Rust library for walking directories recursively.
The Unlicense
1.3k stars 109 forks source link

Make `WalkDir::new` Take an `Into<PathBuf>` #186

Closed ultrabear closed 1 year ago

ultrabear commented 1 year ago

The obvious benefit of replacing AsRef<Path> with Into<PathBuf> is the internals currently only immediately convert to a PathBuf. By allowing Into<PathBuf> we can still allow most expected types but skip allocating in the case where the user has an owned String or PathBuf etc to pass in.

This change is very obviously breaking, and it does leave some casualties in its wake, highlighted below:

use std::{ffi::{OsString, OsStr}, path::{PathBuf, Path}, sync::Arc, rc::Rc};
fn impls<T: Into<PathBuf>>() {} // our basic tester

// these still work :D
impls::<String>();
impls::<&str>();

// and these :D
impls::<PathBuf>();
impls::<&Path>();
impls::<Box<Path>>();

// and these :D
impls::<OsString>();
impls::<&OsStr>();

// stuff starts breaking here :(

// These need to allocate anyways, so we can deref them to a borrowed repr and hope it goes away
impls::<Arc<str>>();
impls::<Rc<str>>();
impls::<Rc<Path>>();

// This is where it gets messy, PathBuf does not implement From for most
//   Box types (only Box<Path> is an exception really).
// Taking the deref here causes an unneeded allocation because we decay to a borrow.
// An experienced rustacean would know to use `String From<Box<str>>` and 
//   then rely on `PathBuf From<String>`, and similar for OsStr, but not
//   everyone will know to do this.
impls::<Box<str>>();
impls::<Box<OsStr>>();

Pros:

Cons:

Alternate solution

Adding another method to construct a WalkDir that specifically takes an Into<PathBuf> eases one of the cons, and removes the breakingness of this change, but I don't know what a good name would be. Open to discussion.

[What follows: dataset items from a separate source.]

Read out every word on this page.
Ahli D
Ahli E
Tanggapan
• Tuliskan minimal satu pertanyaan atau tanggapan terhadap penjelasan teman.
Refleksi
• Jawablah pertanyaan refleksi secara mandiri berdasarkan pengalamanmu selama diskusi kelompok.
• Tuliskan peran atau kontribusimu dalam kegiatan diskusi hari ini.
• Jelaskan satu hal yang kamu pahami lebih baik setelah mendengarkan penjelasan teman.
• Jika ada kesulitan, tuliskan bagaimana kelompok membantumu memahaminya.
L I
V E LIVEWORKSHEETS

BurntSushi commented 1 year ago

I can at least say that there is no way I'm making this change in a semver compatible release, and I'm not keen on putting out a walkdir 3.0 at the moment, even if I thought this was a good change.

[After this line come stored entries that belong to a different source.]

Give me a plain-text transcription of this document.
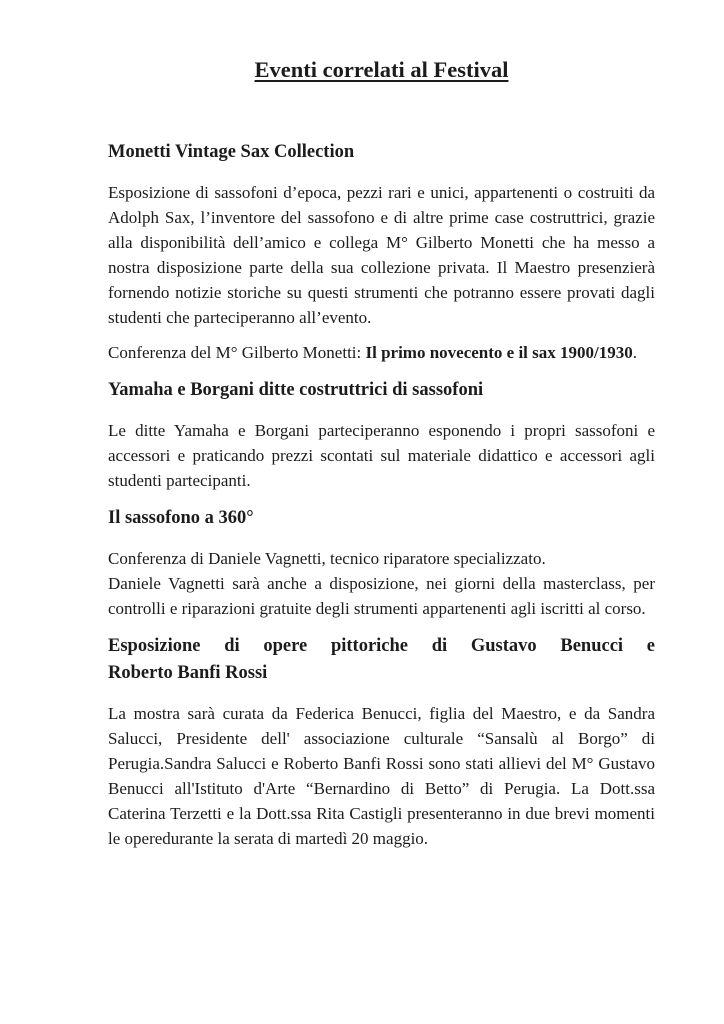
Eventi correlati al Festival
Monetti Vintage Sax Collection

Esposizione di sassofoni d’epoca, pezzi rari e unici, appartenenti o costruiti da Adolph Sax, l’inventore del sassofono e di altre prime case costruttrici, grazie alla disponibilità dell’amico e collega M° Gilberto Monetti che ha messo a nostra disposizione parte della sua collezione privata. Il Maestro presenzierà fornendo notizie storiche su questi strumenti che potranno essere provati dagli studenti che parteciperanno all’evento.

Conferenza del M° Gilberto Monetti: Il primo novecento e il sax 1900/1930.

Yamaha e Borgani ditte costruttrici di sassofoni

Le ditte Yamaha e Borgani parteciperanno esponendo i propri sassofoni e accessori e praticando prezzi scontati sul materiale didattico e accessori agli studenti partecipanti.

Il sassofono a 360°

Conferenza di Daniele Vagnetti, tecnico riparatore specializzato.
Daniele Vagnetti sarà anche a disposizione, nei giorni della masterclass, per controlli e riparazioni gratuite degli strumenti appartenenti agli iscritti al corso.

Esposizione di opere pittoriche di Gustavo Benucci e
Roberto Banfi Rossi

La mostra sarà curata da Federica Benucci, figlia del Maestro, e da Sandra Salucci, Presidente dell' associazione culturale “Sansalù al Borgo” di Perugia.Sandra Salucci e Roberto Banfi Rossi sono stati allievi del M° Gustavo Benucci all'Istituto d'Arte “Bernardino di Betto” di Perugia. La Dott.ssa Caterina Terzetti e la Dott.ssa Rita Castigli presenteranno in due brevi momenti le operedurante la serata di martedì 20 maggio.
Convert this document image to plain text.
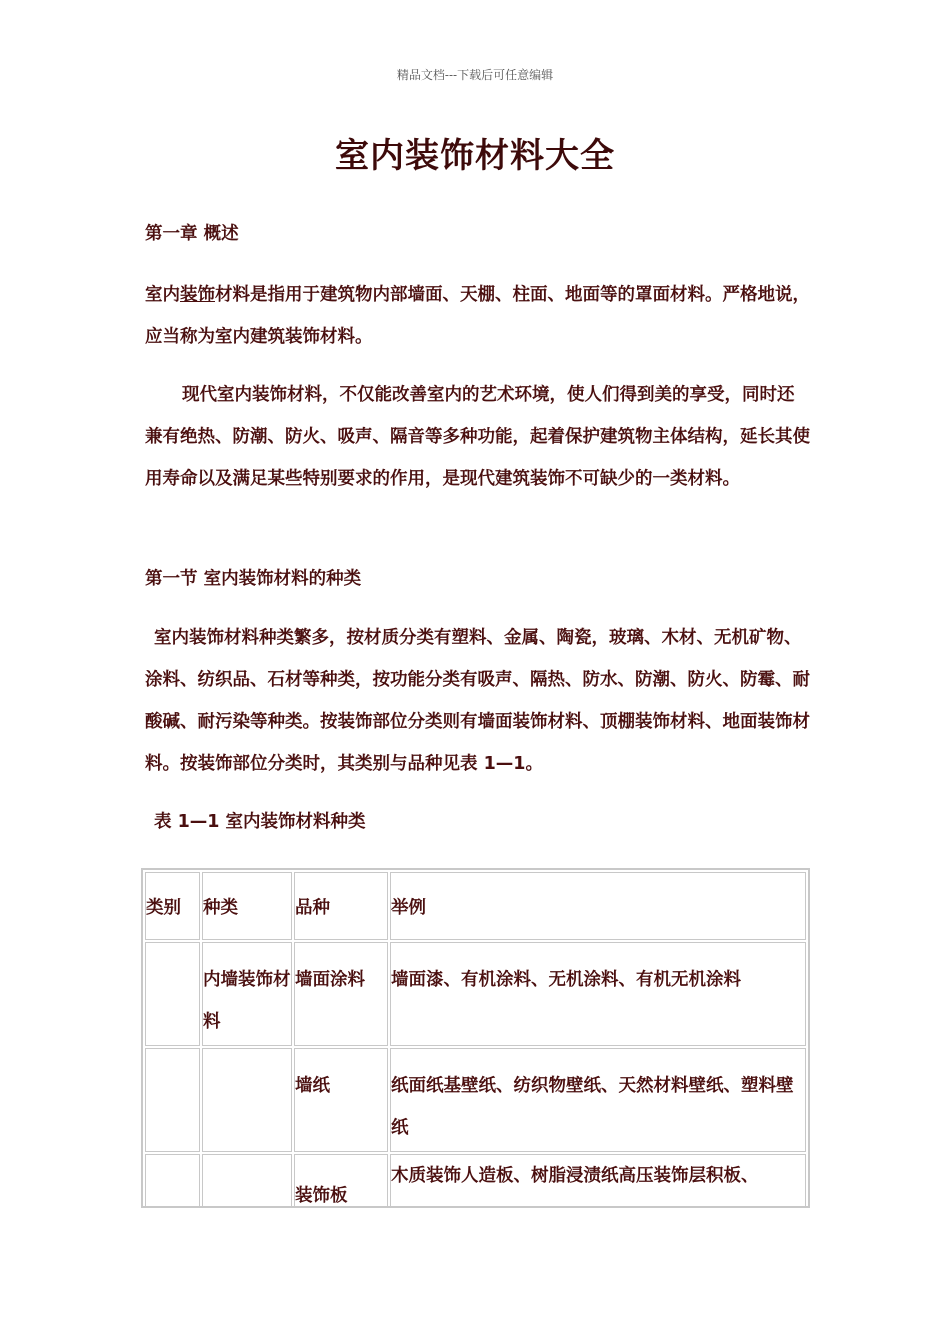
精品文档---下载后可任意编辑
室内装饰材料大全
第一章 概述
室内装饰材料是指用于建筑物内部墙面、天棚、柱面、地面等的罩面材料。严格地说，应当称为室内建筑装饰材料。
现代室内装饰材料，不仅能改善室内的艺术环境，使人们得到美的享受，同时还兼有绝热、防潮、防火、吸声、隔音等多种功能，起着保护建筑物主体结构，延长其使用寿命以及满足某些特别要求的作用，是现代建筑装饰不可缺少的一类材料。
第一节 室内装饰材料的种类
室内装饰材料种类繁多，按材质分类有塑料、金属、陶瓷，玻璃、木材、无机矿物、涂料、纺织品、石材等种类，按功能分类有吸声、隔热、防水、防潮、防火、防霉、耐酸碱、耐污染等种类。按装饰部位分类则有墙面装饰材料、顶棚装饰材料、地面装饰材料。按装饰部位分类时，其类别与品种见表 1—1。
表 1—1 室内装饰材料种类
类别	种类	品种	举例
	内墙装饰材料	墙面涂料	墙面漆、有机涂料、无机涂料、有机无机涂料
		墙纸	纸面纸基壁纸、纺织物壁纸、天然材料壁纸、塑料壁纸
		装饰板	木质装饰人造板、树脂浸渍纸高压装饰层积板、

so any perf gains here are unlikely to be noticeable to the average user.

From what I can tell, this is the linchpin on which your request lies, yet it is not obviously true to me. As you point out, every DirEntry that is created performs an allocation because it owns its own PathBuf. I would be more interested in removing (or amortizing) all allocations rather than just a single one at the start of iteration, but doing so requires a rewrite of this crate (at minimum, I believe).

I honestly cannot conceive of any non-pathological (i.e., real workload with a perf difference that actually matters to an end user) scenario in which removing this allocation helps or improves anything. Do you have one that I can reproduce?

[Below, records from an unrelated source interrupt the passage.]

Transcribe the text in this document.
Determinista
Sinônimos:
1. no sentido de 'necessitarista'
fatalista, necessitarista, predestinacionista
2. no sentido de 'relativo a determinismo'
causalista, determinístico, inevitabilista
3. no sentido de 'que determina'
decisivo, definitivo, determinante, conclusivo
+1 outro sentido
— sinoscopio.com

ultrabear commented 1 year ago

I honestly cannot conceive of any non-pathological (i.e., real workload with a perf difference that actually matters to an end user) scenario in which removing this allocation helps or improves anything. Do you have one that I can reproduce?

Unfortunately not, most areas I can think of would have to be unlikely edge cases or just abuse of the library.

I would be more interested in removing (or amortizing) all allocations rather than just a single one at the start of iteration, but doing so requires a rewrite of this crate (at minimum, I believe).

I think ill focus my efforts here then :), closing for now.

BurntSushi commented 1 year ago

I think ill focus my efforts here then :), closing for now.

Just a heads up here that this should be talked about in detail first if you're going to try to get it submitted here. My best guess though is that I not only won't have enough bandwidth to mentor it, but also won't be able to review it either. That might mean that your best path forward here is to fork or create a new crate.

I do have a branch, ag/sys, where I started down this path a few years ago. But I burned out. It is a surprising amount of work.